Simpler solution, why not rendering?

So this is my solution which seems to not be outputting the number correct.

var quiz = [
  ['What color are Gala apples?', 'Red'],
  ['What brand of phone do Koreans make?', 'Samsung'],
  ['What type of bird is a Macaw?', 'Parrot']
];

var numCorrect = 0;
var question;
var answer;

for ( var i = 0; i <= quiz.length; i += 1 ) {
  var question = prompt(quiz[i][0]); /* response becomes new question value */
  var answer = quiz[i][1];
  if ( question === answer ) {
    numCorrect += 1;
  }
}

document.write('You have answered ' + numCorrect + ' questions correct.');

In this example, instead of having a variable called 'response' I transferred the user response value over to that specific question and made a conditional based on that ( question ==== answer).
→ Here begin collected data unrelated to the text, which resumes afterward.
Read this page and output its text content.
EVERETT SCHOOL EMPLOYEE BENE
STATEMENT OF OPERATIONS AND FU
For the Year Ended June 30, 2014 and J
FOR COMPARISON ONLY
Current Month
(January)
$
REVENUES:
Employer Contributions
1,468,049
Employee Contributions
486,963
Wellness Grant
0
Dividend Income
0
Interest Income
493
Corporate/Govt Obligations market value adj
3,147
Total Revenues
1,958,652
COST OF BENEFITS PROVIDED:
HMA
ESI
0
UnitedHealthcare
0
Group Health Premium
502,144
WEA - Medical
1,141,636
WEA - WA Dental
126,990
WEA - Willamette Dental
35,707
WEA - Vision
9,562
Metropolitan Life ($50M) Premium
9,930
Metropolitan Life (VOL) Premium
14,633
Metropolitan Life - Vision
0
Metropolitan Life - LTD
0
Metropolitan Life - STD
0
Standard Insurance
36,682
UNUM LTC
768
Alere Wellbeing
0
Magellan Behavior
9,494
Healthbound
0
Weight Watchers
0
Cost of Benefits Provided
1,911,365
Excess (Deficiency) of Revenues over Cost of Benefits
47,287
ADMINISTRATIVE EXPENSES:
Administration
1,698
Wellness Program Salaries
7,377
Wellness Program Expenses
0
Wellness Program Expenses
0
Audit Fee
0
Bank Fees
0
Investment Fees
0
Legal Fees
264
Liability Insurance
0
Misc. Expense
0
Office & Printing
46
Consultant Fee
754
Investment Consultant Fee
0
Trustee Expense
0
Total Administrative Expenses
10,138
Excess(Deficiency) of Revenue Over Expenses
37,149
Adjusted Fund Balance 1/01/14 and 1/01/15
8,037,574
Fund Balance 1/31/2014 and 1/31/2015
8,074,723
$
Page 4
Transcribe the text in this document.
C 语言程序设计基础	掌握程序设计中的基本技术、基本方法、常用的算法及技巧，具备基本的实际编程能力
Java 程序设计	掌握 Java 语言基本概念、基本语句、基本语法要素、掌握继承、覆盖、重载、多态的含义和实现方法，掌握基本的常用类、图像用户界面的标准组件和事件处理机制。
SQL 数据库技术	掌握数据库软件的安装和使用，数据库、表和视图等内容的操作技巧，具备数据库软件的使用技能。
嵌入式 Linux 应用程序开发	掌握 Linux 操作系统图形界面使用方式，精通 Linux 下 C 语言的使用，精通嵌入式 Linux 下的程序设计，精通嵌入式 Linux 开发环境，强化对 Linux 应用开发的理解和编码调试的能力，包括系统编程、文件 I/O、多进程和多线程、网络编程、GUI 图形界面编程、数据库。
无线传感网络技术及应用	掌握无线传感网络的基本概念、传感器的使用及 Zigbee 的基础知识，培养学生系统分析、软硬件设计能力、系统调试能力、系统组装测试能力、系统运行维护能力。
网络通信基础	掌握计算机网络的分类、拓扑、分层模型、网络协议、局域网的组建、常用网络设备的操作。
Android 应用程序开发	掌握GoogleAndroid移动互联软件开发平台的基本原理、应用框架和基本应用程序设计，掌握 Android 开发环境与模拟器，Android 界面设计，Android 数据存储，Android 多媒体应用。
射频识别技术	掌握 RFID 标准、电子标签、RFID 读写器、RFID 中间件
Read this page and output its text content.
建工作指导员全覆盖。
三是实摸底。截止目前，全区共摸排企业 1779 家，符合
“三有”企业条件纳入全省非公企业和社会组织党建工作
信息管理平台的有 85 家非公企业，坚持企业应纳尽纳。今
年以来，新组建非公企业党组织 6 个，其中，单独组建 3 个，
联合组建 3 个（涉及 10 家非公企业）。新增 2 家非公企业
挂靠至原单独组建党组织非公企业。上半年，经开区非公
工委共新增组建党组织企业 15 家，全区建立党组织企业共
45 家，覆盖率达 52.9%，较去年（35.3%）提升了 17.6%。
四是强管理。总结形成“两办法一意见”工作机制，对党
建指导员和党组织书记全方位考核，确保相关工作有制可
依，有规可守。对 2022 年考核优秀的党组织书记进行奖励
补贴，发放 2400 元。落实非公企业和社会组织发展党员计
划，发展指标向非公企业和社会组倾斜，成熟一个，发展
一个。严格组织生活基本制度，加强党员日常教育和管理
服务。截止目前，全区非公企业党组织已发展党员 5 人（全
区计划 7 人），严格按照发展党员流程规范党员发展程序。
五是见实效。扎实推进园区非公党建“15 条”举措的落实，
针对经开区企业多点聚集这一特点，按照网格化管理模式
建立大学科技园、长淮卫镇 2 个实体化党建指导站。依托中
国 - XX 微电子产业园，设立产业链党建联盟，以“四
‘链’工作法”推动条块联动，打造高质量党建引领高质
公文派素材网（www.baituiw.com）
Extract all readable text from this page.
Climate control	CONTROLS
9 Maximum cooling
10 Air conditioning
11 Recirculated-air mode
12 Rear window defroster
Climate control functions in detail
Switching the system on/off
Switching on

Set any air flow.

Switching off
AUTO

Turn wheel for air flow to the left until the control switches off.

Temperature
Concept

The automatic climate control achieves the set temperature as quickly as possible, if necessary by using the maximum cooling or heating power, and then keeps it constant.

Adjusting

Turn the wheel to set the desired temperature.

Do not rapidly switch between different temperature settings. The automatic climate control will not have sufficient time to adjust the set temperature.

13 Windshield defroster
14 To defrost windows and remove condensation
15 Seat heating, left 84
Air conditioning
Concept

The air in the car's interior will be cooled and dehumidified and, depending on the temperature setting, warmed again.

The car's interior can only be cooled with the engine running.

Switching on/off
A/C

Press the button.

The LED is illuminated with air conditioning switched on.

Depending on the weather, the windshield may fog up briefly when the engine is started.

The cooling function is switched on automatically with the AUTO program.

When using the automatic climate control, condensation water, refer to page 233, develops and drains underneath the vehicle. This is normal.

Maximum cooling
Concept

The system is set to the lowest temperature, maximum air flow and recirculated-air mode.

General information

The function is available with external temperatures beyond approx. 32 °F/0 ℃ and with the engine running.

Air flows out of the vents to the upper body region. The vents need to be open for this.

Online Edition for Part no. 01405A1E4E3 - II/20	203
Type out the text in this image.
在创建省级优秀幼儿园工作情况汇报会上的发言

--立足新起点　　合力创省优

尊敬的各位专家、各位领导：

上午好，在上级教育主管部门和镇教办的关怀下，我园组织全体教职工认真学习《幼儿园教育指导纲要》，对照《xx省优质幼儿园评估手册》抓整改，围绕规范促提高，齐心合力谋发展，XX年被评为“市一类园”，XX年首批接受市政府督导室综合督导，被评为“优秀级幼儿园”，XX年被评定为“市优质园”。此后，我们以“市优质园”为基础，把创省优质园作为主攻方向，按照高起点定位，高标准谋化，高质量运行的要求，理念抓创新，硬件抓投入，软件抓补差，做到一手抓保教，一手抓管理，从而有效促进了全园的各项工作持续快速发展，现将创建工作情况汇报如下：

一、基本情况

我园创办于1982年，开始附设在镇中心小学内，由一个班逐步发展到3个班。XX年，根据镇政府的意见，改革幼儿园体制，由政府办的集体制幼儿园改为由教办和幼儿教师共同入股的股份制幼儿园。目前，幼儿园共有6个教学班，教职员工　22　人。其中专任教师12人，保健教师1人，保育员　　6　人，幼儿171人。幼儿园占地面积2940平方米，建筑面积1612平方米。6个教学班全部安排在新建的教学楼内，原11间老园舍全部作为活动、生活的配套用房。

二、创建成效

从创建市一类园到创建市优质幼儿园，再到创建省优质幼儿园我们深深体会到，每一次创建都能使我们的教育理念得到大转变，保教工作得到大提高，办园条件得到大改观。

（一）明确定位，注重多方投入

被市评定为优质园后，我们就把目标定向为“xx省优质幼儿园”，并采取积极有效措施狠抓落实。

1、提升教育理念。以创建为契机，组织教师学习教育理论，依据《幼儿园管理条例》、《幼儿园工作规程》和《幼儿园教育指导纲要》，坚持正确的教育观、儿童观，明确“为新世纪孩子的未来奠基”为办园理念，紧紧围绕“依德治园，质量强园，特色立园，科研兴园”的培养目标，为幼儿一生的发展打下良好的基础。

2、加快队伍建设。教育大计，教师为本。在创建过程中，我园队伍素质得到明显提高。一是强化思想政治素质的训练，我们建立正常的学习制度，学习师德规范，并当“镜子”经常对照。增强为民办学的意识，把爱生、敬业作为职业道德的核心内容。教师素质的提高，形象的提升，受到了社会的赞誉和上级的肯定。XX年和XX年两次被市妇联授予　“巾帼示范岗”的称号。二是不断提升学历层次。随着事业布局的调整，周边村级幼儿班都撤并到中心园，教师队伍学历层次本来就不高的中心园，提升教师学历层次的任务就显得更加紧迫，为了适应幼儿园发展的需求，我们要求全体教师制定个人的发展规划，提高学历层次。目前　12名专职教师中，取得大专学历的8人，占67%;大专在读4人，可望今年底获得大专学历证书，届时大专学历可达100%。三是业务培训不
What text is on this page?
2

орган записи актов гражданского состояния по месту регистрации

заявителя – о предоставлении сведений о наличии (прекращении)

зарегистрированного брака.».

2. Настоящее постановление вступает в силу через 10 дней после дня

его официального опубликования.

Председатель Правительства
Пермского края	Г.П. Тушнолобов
Can anybody tell me why the console is telling me that 'quiz[i]' is undefined?

1 Answer

Your for condition should look like this :

  for ( var i = 0; i < quiz.length; i += 1)

It took me some time to figure it out.

awesome, I'm happy to find out that was all I needed!! Thanks for pointing that out to me.

I'm curious why it still wouldn't work though, especially since less than (<) occurs before equal to (=) ?

The quiz array got 3 elements in it but the 3 elements = quiz[0], quiz[1], quiz[2]. When you use the

  <=

It will try to search for a quiz[3] (because quiz.length = 3) but this one is undefined because it doesn't exist.

Is it clear ? It's pretty hard for me to explain this in english.

Yeah I understand it, thanks. I am confusing the 'length' of var quiz (3) with the 'index position' of the last array (2). Since the loop executes on quiz[0], the program was looking for a forth array aka quiz[3].

quiz[0]
1 <= 3 (true)
quiz[1]
2 <= 3 (true)
quiz[2]
3 <= 3 (true)
quiz[3] ?undefined?
4 <= 3 (false)

Yes this is it, it begins with 0 and quiz[3] doesn't exist so the console returns undefined.